Every election is a sham. The phony war of the ballot box is the only use that democracy has for you. The votes are counted (or not, or twice) and someone pounds a gavel and we all go back to being led around by the nose by a coterie of botoxed liars—who, incidentally, traffic in endless war—and their phalanxes of overcaffeinated sycophants charged with interpreting the will of the political oracles for the little guy. Democracy is the ruin of all that is decent and good. There is nothing Catholic at all in any of this. We don’t need to live by the sword that keeps democracy, the real democracy, at bay.

For what we saw on January sixth, the melee and the lunacy and the arterial blood all over everyone and everything, is what happens when a political system premised on enmity—what do you think “checks and balances” boils down to?—is left to its own devices. Democracy is a vision of hell — Hobbes in a Robocop suit. Without the police to keep the people out of the buildings where their fate is decided, the people, in their democratic splendor, run riot over everything. Who can blame them? The system is a fraud and folks are fed up — not just Trump supporters, who are justifiably angry at having been played. Everybody. The more democratic we become, the more we hate one another. This is because democracy is another name for rule by the sword.

We cannot live by that law of the jungle. Our Lord commanded us to be at peace. This does not mean that we roll over and let others destroy our homes and livelihoods. But if we are going to die, we must die for our Faith, not for some crackpot political theory embraced by every unhinged revolutionary from now all the way back to the Gracchi brothers. Democracy is a false religion. We must not buy into it. Leave the devils to their enlightenment—for us, there must be brotherly love, love even of enemies, or else we are not worthy of He who commands us.

The disciples did not understand Jesus’ purpose. They thought He was forming a political revolution. We did not understand Trump. We thought the same thing about him. In the case of Christ, it was deadly serious for Him. In the case of Trump, it was deadly serious for others—Trump punked out. In neither case did the political revolution come about.

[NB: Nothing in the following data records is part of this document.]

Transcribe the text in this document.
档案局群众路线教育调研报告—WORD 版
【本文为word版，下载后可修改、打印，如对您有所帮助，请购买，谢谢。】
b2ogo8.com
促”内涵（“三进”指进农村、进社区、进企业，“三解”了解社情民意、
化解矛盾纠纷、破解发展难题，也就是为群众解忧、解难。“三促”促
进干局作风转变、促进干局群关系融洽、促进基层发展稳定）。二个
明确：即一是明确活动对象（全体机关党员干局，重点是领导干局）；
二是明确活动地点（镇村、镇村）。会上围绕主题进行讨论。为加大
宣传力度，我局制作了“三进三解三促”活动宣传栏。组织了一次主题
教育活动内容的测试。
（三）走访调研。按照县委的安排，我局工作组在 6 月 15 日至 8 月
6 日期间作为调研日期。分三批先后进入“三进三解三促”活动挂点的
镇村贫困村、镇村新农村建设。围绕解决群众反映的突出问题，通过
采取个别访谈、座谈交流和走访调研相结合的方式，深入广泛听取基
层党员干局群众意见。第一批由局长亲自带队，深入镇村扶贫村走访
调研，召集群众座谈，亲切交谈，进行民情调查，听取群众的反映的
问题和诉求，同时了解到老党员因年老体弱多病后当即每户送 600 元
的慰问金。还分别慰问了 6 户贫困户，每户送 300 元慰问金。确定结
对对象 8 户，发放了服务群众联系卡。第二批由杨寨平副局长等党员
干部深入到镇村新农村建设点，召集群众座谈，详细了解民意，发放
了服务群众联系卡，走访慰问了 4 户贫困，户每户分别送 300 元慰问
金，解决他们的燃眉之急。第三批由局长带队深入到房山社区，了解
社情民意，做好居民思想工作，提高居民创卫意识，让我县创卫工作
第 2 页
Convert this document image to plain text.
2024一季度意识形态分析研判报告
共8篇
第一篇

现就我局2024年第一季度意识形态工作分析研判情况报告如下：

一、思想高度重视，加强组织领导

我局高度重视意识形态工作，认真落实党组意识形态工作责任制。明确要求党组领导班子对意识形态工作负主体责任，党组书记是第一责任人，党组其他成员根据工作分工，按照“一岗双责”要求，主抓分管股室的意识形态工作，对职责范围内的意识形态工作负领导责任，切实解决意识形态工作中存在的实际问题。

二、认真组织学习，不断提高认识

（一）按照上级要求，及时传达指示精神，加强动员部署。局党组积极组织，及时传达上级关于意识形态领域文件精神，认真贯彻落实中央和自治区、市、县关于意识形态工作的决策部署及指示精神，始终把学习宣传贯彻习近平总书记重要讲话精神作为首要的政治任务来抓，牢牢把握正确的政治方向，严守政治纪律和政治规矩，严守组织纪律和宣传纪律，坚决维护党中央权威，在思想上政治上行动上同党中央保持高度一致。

Everything ended in disaster–until the third day, when one of the disasters was transformed. That is not going to happen with Trump.

Every politician is a charlatan. Every single one. Put not your faith in princes, my brothers and sisters. Wake up. Living by the sword is not our only option. Democracy tells us that it is, regardless of the canard about the ballot box being the alternative to bullets. They always go together, if you’ve noticed. They are a set, not a choice. Don’t follow anyone into oblivion.

Live not by the sword. This is not our hill to die on.

 

Jason Morgan is associate professor at Reitaku University in Kashiwa, Japan.